Magazinrundschau vom 25.04.2014 - Granta

Die neue Ausgabe des britischen Literaturmagazins Granta ist Japan gewidmet. Online lesen dürfen wir eine Geschichte von Eric Ozawa über einen Mann, dessen Frau einem Mord (oder einer Entführung? So ganz wird das nicht klar) zum Opfer fällt. Kennengelernt haben sie sich in einem französischen Café in Tokio, dem Aux Bacchanales. Dort beginnt die Geschichte: "Das erste Mal sah ich Noémi an der Bar des Aux Bacchanales stehen. Den Ort selbst gibt es nicht mehr: das Gebäude in Harajuku wurde abgerissen und ein beinahe identisches französisches Café in einem anderen Teil von Tokio rekonstruiert. Es gibt mehr davon in Japan, alle mehr oder weniger gleich. In jenen Tagen wurde die Uniformen der Kellner aus Paris importiert, die Köche hatten in Lyon gelernt und die Kickertische waren in einem Bistro in Marseille gekauft worden. Noémi sagte, dass die Akzente der Kellner unberechenbar seien, aber sonst war der Ort eine fast perfekte Imitation des Originals. Viele der Stammgäste waren Franzosen. Die anderen waren zum größten Teil japanische Frauen, die Frankreich liebten. Der Ort hatte nichts dionysisches, nichts war irrational oder mystisch, außer dieser einvernehmlichen Lust, sich exotisch zu finden."

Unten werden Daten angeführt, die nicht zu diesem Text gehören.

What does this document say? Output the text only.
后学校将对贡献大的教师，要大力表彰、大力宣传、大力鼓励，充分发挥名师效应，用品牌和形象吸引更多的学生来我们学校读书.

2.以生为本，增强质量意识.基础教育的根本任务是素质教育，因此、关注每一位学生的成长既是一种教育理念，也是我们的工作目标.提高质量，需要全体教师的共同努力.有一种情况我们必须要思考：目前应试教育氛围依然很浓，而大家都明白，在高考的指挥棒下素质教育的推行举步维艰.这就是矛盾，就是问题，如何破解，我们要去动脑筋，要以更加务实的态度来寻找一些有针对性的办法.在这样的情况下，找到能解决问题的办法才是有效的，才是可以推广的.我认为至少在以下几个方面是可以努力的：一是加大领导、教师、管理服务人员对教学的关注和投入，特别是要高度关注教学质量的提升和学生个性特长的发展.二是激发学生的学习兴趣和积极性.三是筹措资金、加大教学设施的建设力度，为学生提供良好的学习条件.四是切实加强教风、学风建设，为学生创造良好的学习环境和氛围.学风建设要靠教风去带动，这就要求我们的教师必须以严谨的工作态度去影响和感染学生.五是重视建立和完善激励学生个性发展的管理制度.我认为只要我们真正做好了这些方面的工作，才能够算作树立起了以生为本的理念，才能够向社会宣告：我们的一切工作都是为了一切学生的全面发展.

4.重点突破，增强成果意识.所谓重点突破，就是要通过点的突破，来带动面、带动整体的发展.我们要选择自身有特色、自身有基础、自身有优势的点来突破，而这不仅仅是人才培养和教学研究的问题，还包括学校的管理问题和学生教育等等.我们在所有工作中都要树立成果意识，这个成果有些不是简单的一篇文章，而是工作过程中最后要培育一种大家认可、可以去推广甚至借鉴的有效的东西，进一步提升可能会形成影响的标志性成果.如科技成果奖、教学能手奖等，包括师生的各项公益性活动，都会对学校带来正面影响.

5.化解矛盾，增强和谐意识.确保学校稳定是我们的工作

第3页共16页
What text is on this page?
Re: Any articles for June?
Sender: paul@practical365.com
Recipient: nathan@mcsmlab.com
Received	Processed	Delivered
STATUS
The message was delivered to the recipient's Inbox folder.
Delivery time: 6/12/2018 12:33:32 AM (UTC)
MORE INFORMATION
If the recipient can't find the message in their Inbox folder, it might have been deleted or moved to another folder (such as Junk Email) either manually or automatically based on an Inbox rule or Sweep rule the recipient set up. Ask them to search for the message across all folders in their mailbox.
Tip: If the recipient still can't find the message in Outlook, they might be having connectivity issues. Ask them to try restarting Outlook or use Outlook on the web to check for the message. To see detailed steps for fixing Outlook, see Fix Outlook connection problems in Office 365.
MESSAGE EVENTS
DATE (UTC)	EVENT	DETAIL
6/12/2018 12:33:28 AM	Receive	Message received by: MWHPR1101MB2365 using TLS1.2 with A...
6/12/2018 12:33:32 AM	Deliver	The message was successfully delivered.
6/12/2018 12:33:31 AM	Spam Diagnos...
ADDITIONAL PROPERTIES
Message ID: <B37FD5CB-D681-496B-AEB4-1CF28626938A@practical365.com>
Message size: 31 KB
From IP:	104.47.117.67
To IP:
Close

Online lesen kann man außerdem zwei Texte, von Tash Aw und von Rana Dasgupta, über einen Gegenstand aus Japan, den sie besitzen.
Stichwörter: Japan, Lyon, Ozawa, Eric, Tokio, Marseille

Magazinrundschau vom 18.06.2013 - Granta

In der Street-Food-Serie von Granta schildert Anjum Hasan die Faszination der Eis-Lollies, die für seine ostindische Heimadtstadt Shillong typisch sind und von den Kindern 'nala-pani', 'Schmutzwasser', genannt werden: "Die zweifelhafte Herkunft des Wassers, aus dem sie hergestellt wurden, machte sie zu einem köstlichen Tabu... Es ist unmöglich, ihre Verlockung von den ungewaschenen Händen ihrer Verkäufer zu trennen, den verwitterten, rostigen Büchsen mit dem Pulver von Masalas, der geriebenen, den Elementen ausgesetzten Papaya und dem schlammig aussehenden Tamarindenwasser."

In weiteren Beiträgen der Serie über Street Food erzählen Héctor Abad aus Kolumbien, Tan Twan Eng aus Penang, Malaysia, Claire Vaye Watkins über die hot dogs von Nevada and Annia Ciezaldo über das Brot von Beirut.